Vous êtes sûr de cela parce que le Gouvernement dit que c'est la délinquance en col blanc qui progresse ?
- "J'ai les statistiques du ministère de l'Intérieur."

Elles ne sont pas encore publiées !
- "Elles sont publiées dans chaque préfecture. Vous avez ici la note du budget du ministre de l'Intérieur que je tiens à votre disposition, et vous avez ici le graphique. Les statistiques étaient publiées, quand j'étais aux responsabilités, tous les mois. Là, on a fait en sorte de ne les publier que tous les trimestres, et maintenant une fois par an. Je vous remets l'évolution de la criminalité et de la délinquance en France, police nationale et gendarmerie nationale, et vous voyez ce que je viens de vous dire, à savoir que dans les années 1994 à 1997, la criminalité et la délinquance constatées ont baissé. Or, depuis 1997 et 1998 et jusqu'à aujourd'hui, elle a tendance à augmenter. Alors, on peut finasser, on peut maquiller la vérité mais les chiffres sont là. D'ailleurs, s'il y a aujourd'hui un Gouvernement agité sur ces questions..."

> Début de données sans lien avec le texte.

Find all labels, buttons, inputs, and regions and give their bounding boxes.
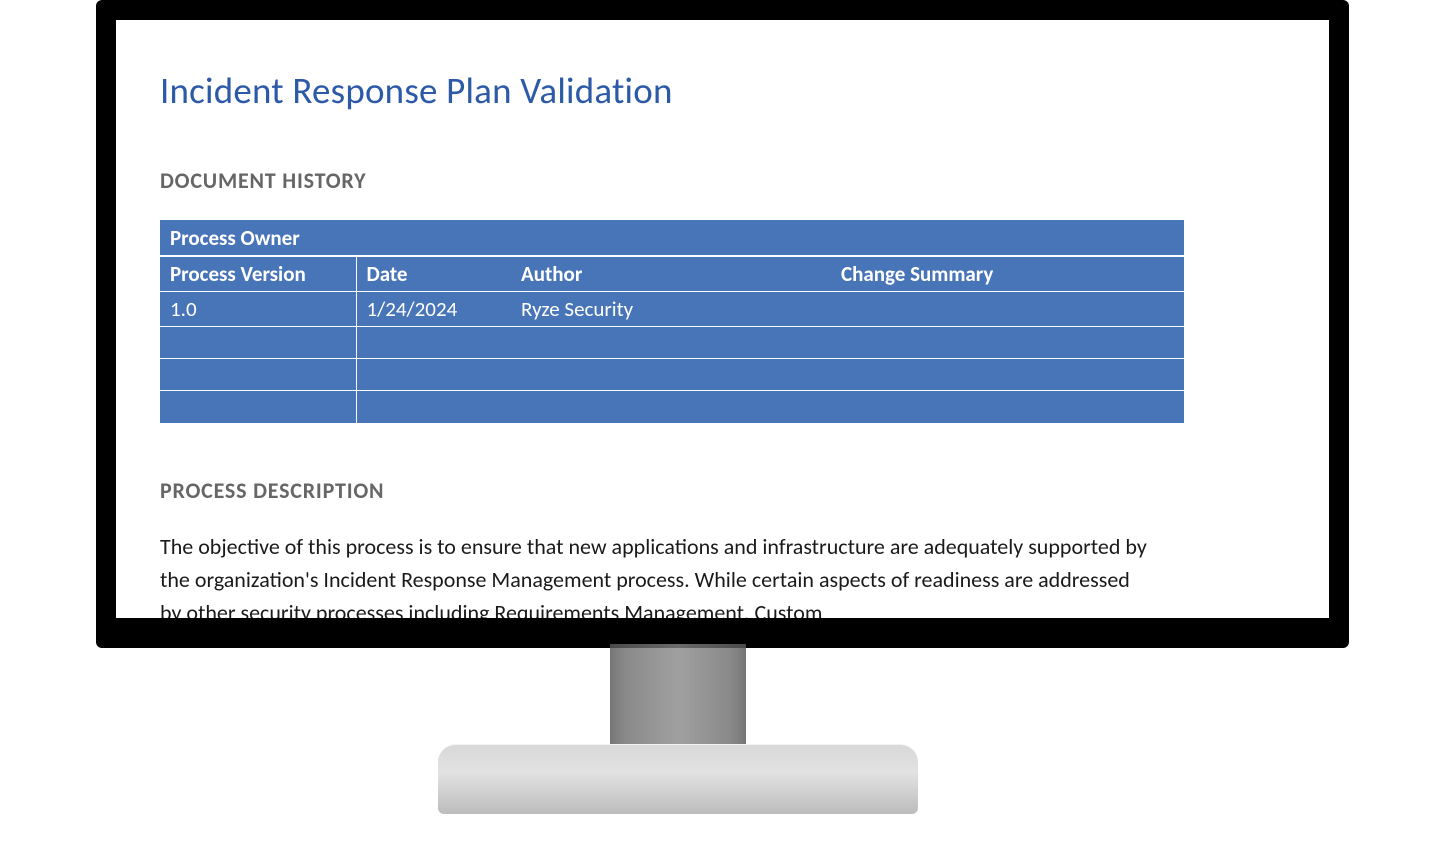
header-version: Process Version <box>160 256 356 292</box>
monitor-neck <box>610 648 746 748</box>
document-title: Incident Response Plan Validation <box>160 68 1285 113</box>
monitor-bezel: Incident Response Plan Validation DOCUME… <box>96 0 1349 648</box>
table-header-row: Process Version Date Author Change Summa… <box>160 256 1184 292</box>
cell-date: 1/24/2024 <box>356 292 511 327</box>
cell-version: 1.0 <box>160 292 356 327</box>
cell-change-summary <box>831 292 1184 327</box>
table-row-empty <box>160 327 1184 359</box>
monitor-screen: Incident Response Plan Validation DOCUME… <box>116 20 1329 618</box>
process-description-heading: PROCESS DESCRIPTION <box>160 477 1285 504</box>
table-row-empty <box>160 359 1184 391</box>
table-row: 1.0 1/24/2024 Ryze Security <box>160 292 1184 327</box>
header-date: Date <box>356 256 511 292</box>
cell-author: Ryze Security <box>511 292 831 327</box>
header-author: Author <box>511 256 831 292</box>
process-description-body: The objective of this process is to ensu… <box>160 530 1150 619</box>
document-history-table: Process Owner Process Version Date Autho… <box>160 220 1184 423</box>
table-row-empty <box>160 391 1184 423</box>
document-history-heading: DOCUMENT HISTORY <box>160 167 1285 194</box>
header-change-summary: Change Summary <box>831 256 1184 292</box>
monitor-base <box>438 744 918 814</box>
table-owner-row: Process Owner <box>160 220 1184 256</box>
process-owner-label: Process Owner <box>160 220 1184 256</box>
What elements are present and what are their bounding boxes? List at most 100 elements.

Il est piqué au vif par le Président de la République !
- "Il est piqué au vif par la réalité qu'il n'a pas vue parce qu'il s'est caché derrière des mots et derrière des formules."

La fusion de la droite : ce sont des mots, des formules, des réalités ? M. Alliot-Marie n'en veut pas beaucoup. Vous êtes d'accord avec elle ?
- "Il y a la réalité. Quelle est-elle ? Vous savez que je suis à l'Assemblée nationale partisan - et nous la pratiquons, c'est une réalité - de l'union de l'opposition. Qu'est-ce que je crois ? Il faut réunir nos réflexions et nos projets. Il faut accorder nos stratégies. Il faut harmoniser nos objectifs et il faut favoriser le renouvellement de la vie politique par l'accès aux responsabilités de nouveaux hommes et de nouvelles femmes. Pour ce faire, et ce n'est pas la première fois que je le dis, il faut créer une fondation nationale de l'opposition républicaine. Cette fondation aura comme but à la fois de chercher à rassembler dans un projet précis, lisible, compréhensible par tous les Français, toutes les réflexions des partis politiques, des groupes politiques et des clubs. Et puis, partons de cette harmonisation du travail en commun et allons progressivement vers une structure plus unitaire mais qui respectera la diversité des formations politiques. On ne créé pas l'union comme ça : nous avons en France un mode des scrutin, qui est le scrutin majoritaire à deux tours, qui ne favorise pas l'Union. Et puis, nous avons des règles de financement de la vie politique qui ne sont pas des règles qui favorisent l'union. Il faut cependant aller vers cette union et nous irons vers cette union par la défense d'un projet et de propositions communes à l'ensemble de l'opposition."